After about 30 minutes time, Mao and Lue were able to safely leave the diner and go home. But before they did, another customer, who'd just walked in with two friends, asked Mao what had happened. She told him about the slurs the man, who remained in the diner, had hurled at her and Lue.
When the women left, the patron who had just learned of what had transpired turned to the man and told him simply, "I don't tolerate racism." The man didn't take well to this comment. "I wasn't being racist," he insisted. "I just told them to go back to Tokyo."
"We've been fighting against these things long before this election and it feels like a tidal wave has swept us back from all of the work we've been trying to do and the progress that we've made." — Sally Wen Mao
I could sense things were going to escalate. Since we'd just received the bill I went up to the counter and threw some cash down begrudgingly, upset that I had to give my money to an establishment that had tolerated such bigotry. After all, none of the employees had intervened or even so much as told the man to stop. The waiter had continued to refill my water cup dutifully, as if nothing unusual were going on.
(When I reached out to the diner both Sunday night and Monday morning, no one was available for comment.)
At that moment, though, a lot of things happened very quickly: I heard shouts and then turned to see the man stand up, reach into his pocket and pull out pepper spray, which he sprayed directly into the eyes of the patron who had called him out on his racism.
I ran toward the exit and was pushed into the door and out onto the sidewalk by the man wielding the pepper spray, where, fortunately, the officers were still idling in their vehicle on the curb. My friends followed close behind, one of them having gotten some of the pepper spray in her own eyes as well.
And then we cried.
Restaurants are typically thought of as safe spaces where you can go, relax and enjoy a meal without incident. But following the presidential election, restaurants have become a prominent site of hate speech and harassment. On Nov. 11, three men outside the Wolfgang's Steakhouse TriBeCa, in New York City, allegedly told women walking by that they would "grab them by the pussy," echoing Trump's own words. The day after, a Trump supporter punched a woman in the face at Brooklyn's Bar Tabac after he heard she and her friend sharing their political opinions a few tables over from him.

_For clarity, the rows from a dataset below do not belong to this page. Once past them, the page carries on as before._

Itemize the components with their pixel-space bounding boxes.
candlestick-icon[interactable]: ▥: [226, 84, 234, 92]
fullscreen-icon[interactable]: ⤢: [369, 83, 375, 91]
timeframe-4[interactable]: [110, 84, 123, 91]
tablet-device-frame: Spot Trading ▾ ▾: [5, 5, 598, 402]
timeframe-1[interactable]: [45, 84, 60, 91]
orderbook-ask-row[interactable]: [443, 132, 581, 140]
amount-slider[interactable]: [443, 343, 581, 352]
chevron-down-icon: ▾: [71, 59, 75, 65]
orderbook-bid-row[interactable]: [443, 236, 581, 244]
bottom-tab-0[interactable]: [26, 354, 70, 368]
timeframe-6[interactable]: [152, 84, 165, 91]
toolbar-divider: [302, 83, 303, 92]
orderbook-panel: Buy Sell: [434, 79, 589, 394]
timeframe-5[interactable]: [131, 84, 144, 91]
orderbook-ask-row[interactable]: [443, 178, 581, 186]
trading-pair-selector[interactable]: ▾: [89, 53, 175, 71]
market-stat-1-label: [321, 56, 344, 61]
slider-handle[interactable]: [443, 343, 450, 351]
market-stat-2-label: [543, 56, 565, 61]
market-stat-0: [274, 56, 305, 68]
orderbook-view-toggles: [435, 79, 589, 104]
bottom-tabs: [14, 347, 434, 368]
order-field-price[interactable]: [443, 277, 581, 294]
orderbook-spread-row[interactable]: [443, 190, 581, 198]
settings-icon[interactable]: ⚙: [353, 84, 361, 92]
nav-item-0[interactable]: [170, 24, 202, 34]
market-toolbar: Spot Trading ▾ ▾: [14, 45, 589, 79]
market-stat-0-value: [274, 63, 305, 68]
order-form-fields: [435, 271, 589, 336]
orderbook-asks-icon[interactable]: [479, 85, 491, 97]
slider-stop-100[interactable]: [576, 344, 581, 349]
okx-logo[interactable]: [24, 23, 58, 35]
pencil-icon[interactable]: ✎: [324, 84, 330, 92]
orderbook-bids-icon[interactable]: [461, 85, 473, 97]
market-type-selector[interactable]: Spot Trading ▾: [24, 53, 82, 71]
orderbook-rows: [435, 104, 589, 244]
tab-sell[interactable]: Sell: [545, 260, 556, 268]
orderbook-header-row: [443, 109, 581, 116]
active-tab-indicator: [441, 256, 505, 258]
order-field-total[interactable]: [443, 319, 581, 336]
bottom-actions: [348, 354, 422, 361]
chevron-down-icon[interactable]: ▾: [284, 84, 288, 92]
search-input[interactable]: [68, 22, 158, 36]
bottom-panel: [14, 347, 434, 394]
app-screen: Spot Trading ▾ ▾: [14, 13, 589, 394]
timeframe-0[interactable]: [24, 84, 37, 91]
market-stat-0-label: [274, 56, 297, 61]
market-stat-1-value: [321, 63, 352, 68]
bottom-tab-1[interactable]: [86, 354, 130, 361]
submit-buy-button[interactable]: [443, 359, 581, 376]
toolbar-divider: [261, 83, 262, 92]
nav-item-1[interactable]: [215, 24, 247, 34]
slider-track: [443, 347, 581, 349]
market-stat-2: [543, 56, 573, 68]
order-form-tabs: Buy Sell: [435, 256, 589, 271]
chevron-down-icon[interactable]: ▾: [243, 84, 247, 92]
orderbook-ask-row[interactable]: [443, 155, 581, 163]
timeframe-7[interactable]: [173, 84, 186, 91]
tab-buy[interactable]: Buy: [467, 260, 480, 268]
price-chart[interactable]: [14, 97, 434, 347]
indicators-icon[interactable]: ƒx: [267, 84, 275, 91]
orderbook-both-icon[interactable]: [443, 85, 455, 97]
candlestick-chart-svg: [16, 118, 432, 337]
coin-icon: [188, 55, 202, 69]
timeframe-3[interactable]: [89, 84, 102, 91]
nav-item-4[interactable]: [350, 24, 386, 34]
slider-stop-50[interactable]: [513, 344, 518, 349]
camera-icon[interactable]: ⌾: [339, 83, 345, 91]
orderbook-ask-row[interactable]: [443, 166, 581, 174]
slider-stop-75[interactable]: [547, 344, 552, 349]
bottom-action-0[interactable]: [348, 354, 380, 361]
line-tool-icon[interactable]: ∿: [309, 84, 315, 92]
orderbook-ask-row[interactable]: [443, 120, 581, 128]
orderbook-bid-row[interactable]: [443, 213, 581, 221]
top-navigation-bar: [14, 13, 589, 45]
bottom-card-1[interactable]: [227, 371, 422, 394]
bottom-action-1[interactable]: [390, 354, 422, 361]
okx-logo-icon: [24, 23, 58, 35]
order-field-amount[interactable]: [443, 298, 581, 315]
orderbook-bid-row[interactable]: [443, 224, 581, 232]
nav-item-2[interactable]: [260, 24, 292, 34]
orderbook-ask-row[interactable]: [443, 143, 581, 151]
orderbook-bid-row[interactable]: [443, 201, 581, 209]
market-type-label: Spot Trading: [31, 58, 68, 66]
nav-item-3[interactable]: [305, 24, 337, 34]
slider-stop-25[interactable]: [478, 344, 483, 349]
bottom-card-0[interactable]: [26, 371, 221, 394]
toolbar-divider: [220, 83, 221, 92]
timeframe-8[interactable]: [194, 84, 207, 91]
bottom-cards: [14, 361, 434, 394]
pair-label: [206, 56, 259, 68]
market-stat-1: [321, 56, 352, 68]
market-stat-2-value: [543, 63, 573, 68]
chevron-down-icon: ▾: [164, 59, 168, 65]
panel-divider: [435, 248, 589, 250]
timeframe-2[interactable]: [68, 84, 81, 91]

In short, what I witnessed Saturday night wasn't unusual.
I messaged Mao on Sunday to tell her what had happened after she left and that, for what it's worth, the man who'd harassed her had been arrested. She told me she had sequestered herself in her apartment all day; she didn't feel like going outside, back into the world.
"I'm honestly exhausted and so many people are exhausted," she said over the phone. "We've been fighting against these things long before this election and it feels like a tidal wave has swept us back from all of the work we've been trying to do and the progress that we've made."
Mao, an author and poet, said now, more than ever, she plans on turning to her art to heal.
"I just remember the first time I felt okay after the election was after writing a poem," she told me. "It was painful to write, but it felt liberating that I could continue to make art." When Mao later read her poem at the Strand Book Store, she said multiple people had come up to her and thanked her for writing it, telling her that it resonated with them.
She said, "I feel like I have to keep going in spite of all of this."